Fine-Tuned Silica Rods Can Lead to Anti-Reflective Solar Panels

The goal of fabricating fixed-size one-dimensional silica structures and being able to precisely control the diameter during growth has long eluded scientists. Now, Panos Datskos and Jaswinder Sharma have demonstrated what they describe as the addressable local control of diameter of each segment of the silica rod.

“In nature, many intricate structures develop and grow in response to their environments,” said Sharma, a Wigner Fellow and corresponding author of the Angewandte Chemie International Edition paper (see footnote) that outlines the process. “For example, in addition to genotype, shell shape is also controlled by the local environment in many oysters and scallops.”
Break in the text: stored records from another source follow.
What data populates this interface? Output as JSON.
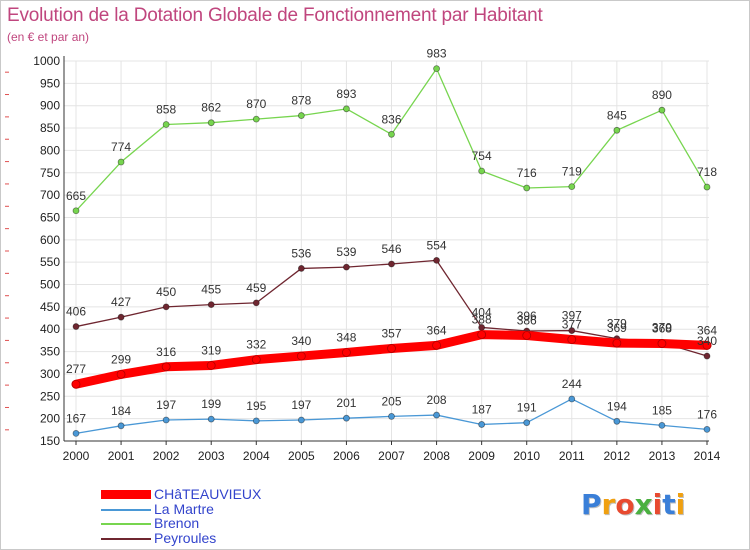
{
  "header": {
    "title": "Evolution de la Dotation Globale de Fonctionnement par Habitant",
    "subtitle": "(en € et par an)"
  },
  "colors": {
    "title": "#c0467e",
    "legend_text": "#3344cc",
    "grid": "#e4e4e4"
  },
  "chart_data": {
    "type": "line",
    "title": "Evolution de la Dotation Globale de Fonctionnement par Habitant",
    "subtitle": "(en € et par an)",
    "xlabel": "",
    "ylabel": "",
    "ylim": [
      150,
      1000
    ],
    "ytick_step": 50,
    "grid": true,
    "legend_position": "bottom-left",
    "categories": [
      "2000",
      "2001",
      "2002",
      "2003",
      "2004",
      "2005",
      "2006",
      "2007",
      "2008",
      "2009",
      "2010",
      "2011",
      "2012",
      "2013",
      "2014"
    ],
    "series": [
      {
        "name": "Brenon",
        "color": "#77d54f",
        "values": [
          665,
          774,
          858,
          862,
          870,
          878,
          893,
          836,
          983,
          754,
          716,
          719,
          845,
          890,
          718
        ]
      },
      {
        "name": "Peyroules",
        "color": "#6f2630",
        "values": [
          406,
          427,
          450,
          455,
          459,
          536,
          539,
          546,
          554,
          404,
          396,
          397,
          379,
          370,
          340
        ]
      },
      {
        "name": "La Martre",
        "color": "#4a98d6",
        "values": [
          167,
          184,
          197,
          199,
          195,
          197,
          201,
          205,
          208,
          187,
          191,
          244,
          194,
          185,
          176
        ]
      },
      {
        "name": "CHâTEAUVIEUX",
        "color": "#ff0000",
        "values": [
          277,
          299,
          316,
          319,
          332,
          340,
          348,
          357,
          364,
          388,
          386,
          377,
          369,
          368,
          364
        ]
      }
    ]
  },
  "legend": {
    "items": [
      {
        "label": "CHâTEAUVIEUX",
        "color": "#ff0000"
      },
      {
        "label": "La Martre",
        "color": "#4a98d6"
      },
      {
        "label": "Brenon",
        "color": "#77d54f"
      },
      {
        "label": "Peyroules",
        "color": "#6f2630"
      }
    ]
  },
  "logo": {
    "text": "Proxiti",
    "colors": [
      "#3a7fd8",
      "#f0a010",
      "#e84a30",
      "#4ab040",
      "#e84a30",
      "#3a7fd8",
      "#f0a010"
    ]
  }
}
Taking a cue from nature, by manipulating the reaction temperature during growth, Sharma and co-author Datskos were able to control thickness while retaining control of each segment of the rod separately.
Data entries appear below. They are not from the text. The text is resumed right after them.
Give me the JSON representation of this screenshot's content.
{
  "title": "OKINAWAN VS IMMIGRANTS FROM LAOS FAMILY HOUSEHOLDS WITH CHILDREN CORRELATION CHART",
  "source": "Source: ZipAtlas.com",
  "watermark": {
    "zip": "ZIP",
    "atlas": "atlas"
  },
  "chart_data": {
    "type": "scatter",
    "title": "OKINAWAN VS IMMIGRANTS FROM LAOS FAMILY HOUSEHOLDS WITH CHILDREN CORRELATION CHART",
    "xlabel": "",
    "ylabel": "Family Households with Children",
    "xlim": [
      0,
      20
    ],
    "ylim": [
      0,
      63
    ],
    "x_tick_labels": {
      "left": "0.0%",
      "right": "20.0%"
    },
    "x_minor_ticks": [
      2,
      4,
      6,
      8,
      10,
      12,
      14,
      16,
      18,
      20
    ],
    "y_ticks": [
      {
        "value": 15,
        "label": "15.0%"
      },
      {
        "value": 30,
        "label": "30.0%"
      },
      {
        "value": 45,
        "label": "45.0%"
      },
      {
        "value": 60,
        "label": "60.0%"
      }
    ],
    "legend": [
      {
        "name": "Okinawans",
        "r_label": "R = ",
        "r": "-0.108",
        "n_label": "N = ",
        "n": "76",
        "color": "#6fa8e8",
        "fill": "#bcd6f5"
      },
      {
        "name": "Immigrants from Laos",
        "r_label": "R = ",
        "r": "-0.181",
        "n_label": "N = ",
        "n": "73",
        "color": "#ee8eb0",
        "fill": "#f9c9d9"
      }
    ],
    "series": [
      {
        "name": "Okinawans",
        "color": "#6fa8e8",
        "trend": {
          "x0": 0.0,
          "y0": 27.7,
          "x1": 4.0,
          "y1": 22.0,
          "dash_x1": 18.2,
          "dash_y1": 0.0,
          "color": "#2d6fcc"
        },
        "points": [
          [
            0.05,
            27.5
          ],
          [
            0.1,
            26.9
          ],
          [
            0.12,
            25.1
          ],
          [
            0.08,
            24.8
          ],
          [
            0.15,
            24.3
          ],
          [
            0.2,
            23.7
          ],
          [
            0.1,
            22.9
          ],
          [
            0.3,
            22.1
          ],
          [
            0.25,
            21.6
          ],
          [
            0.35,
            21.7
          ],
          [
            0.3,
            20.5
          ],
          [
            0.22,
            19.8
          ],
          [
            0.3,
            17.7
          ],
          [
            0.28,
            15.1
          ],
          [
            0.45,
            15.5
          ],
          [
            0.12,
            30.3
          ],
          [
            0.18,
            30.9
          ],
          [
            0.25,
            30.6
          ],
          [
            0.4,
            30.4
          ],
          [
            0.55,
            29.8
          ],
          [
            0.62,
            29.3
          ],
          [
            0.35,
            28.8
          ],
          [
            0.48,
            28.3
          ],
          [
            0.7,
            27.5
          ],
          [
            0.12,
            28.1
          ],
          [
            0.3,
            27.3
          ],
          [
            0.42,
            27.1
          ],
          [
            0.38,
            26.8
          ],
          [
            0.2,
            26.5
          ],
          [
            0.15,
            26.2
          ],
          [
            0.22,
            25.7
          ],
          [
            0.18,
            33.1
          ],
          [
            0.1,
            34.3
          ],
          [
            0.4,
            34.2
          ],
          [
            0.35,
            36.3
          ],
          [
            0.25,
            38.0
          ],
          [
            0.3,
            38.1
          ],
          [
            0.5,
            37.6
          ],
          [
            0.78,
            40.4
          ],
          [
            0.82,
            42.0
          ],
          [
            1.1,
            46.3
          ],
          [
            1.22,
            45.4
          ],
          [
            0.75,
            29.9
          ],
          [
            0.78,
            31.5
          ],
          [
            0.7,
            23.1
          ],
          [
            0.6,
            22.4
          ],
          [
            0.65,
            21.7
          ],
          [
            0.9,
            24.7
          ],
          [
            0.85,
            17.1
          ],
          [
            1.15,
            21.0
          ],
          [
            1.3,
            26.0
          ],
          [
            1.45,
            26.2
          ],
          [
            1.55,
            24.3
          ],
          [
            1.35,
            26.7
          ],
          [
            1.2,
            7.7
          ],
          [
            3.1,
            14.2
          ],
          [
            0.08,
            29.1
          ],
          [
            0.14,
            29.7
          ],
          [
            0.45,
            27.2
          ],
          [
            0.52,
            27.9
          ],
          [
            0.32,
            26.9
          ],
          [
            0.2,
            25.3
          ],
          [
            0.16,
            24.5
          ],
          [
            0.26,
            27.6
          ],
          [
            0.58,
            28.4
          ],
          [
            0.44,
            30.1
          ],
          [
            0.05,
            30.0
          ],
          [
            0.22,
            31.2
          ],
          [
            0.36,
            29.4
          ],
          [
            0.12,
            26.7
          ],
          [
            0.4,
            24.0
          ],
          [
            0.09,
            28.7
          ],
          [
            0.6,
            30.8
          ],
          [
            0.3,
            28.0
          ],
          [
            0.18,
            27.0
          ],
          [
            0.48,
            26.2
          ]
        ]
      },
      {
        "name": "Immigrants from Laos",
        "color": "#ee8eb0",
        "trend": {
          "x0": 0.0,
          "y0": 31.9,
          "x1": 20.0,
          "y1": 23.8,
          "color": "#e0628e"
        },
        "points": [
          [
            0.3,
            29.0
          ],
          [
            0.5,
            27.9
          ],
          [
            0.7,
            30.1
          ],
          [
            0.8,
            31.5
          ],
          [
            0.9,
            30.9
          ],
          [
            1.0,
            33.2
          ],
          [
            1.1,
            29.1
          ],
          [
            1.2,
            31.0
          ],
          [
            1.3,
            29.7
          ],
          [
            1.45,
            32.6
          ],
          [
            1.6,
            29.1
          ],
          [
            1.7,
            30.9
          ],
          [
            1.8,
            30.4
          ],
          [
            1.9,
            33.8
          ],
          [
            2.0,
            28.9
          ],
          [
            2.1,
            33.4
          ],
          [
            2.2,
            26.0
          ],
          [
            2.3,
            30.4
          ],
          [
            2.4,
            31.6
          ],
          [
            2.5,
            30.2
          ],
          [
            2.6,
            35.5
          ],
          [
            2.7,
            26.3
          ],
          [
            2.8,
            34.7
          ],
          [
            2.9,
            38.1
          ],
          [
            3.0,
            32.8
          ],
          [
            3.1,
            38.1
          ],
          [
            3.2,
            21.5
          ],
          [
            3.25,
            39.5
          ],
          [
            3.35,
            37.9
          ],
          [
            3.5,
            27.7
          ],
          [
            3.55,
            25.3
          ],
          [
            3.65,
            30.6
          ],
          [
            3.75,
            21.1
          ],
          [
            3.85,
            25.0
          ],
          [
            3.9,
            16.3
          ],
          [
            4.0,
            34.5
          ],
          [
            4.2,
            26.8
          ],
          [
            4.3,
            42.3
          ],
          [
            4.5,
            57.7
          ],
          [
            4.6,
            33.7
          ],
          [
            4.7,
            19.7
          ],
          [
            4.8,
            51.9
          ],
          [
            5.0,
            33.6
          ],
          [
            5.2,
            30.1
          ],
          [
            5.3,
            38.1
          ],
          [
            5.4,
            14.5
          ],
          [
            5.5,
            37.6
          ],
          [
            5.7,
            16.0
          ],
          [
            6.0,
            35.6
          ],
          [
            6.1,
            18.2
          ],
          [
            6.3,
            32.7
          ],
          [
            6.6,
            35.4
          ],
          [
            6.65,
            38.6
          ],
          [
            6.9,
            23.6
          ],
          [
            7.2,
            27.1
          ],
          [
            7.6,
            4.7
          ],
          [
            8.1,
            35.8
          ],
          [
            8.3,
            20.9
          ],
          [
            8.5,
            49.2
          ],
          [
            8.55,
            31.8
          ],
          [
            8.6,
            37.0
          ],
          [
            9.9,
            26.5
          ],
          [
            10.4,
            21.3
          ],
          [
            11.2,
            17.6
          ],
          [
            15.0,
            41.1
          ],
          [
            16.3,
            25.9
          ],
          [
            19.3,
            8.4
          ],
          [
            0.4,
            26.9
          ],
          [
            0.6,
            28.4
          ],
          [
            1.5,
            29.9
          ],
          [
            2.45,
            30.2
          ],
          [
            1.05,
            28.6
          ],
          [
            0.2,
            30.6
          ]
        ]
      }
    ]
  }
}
When the researchers increased growth temperatures, the segment diameter became smaller. By increasing incubation times, they obtained longer segments at the same temperature. Higher temperatures for the same incubation time produced longer segments of the glass-like silica rods.

It appears that the correlation between temperature and diameter is a result of the relationship between temperature and the size of the emulsion droplet, according to the authors, who discovered that the higher the temperature, the smaller the emulsion droplet.
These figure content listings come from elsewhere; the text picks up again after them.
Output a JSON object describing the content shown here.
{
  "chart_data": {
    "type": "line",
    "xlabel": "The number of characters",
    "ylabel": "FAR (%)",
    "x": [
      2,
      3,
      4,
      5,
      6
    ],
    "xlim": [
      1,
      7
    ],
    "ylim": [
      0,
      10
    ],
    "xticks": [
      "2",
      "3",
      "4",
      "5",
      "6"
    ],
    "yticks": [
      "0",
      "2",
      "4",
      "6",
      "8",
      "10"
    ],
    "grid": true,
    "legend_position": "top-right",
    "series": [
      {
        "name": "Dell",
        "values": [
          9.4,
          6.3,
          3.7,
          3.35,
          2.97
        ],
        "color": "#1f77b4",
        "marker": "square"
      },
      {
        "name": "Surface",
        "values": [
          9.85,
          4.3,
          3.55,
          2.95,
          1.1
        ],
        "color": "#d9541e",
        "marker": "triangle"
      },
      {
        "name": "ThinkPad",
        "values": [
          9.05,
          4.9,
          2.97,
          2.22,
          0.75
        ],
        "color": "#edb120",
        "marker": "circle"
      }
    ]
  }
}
The researchers envision this finding leading to further opportunities that require vertically aligned arrays of silica rods for gradually changing a refractive index on a large scale.

As bare silicon has a surface reflection of over 30%, various anti-reflection coatings are essential to increase the solar cell efficiency. The ability to control the diameter of colloidal structures can potentially help create materials for more efficient anti-reflective solar panels.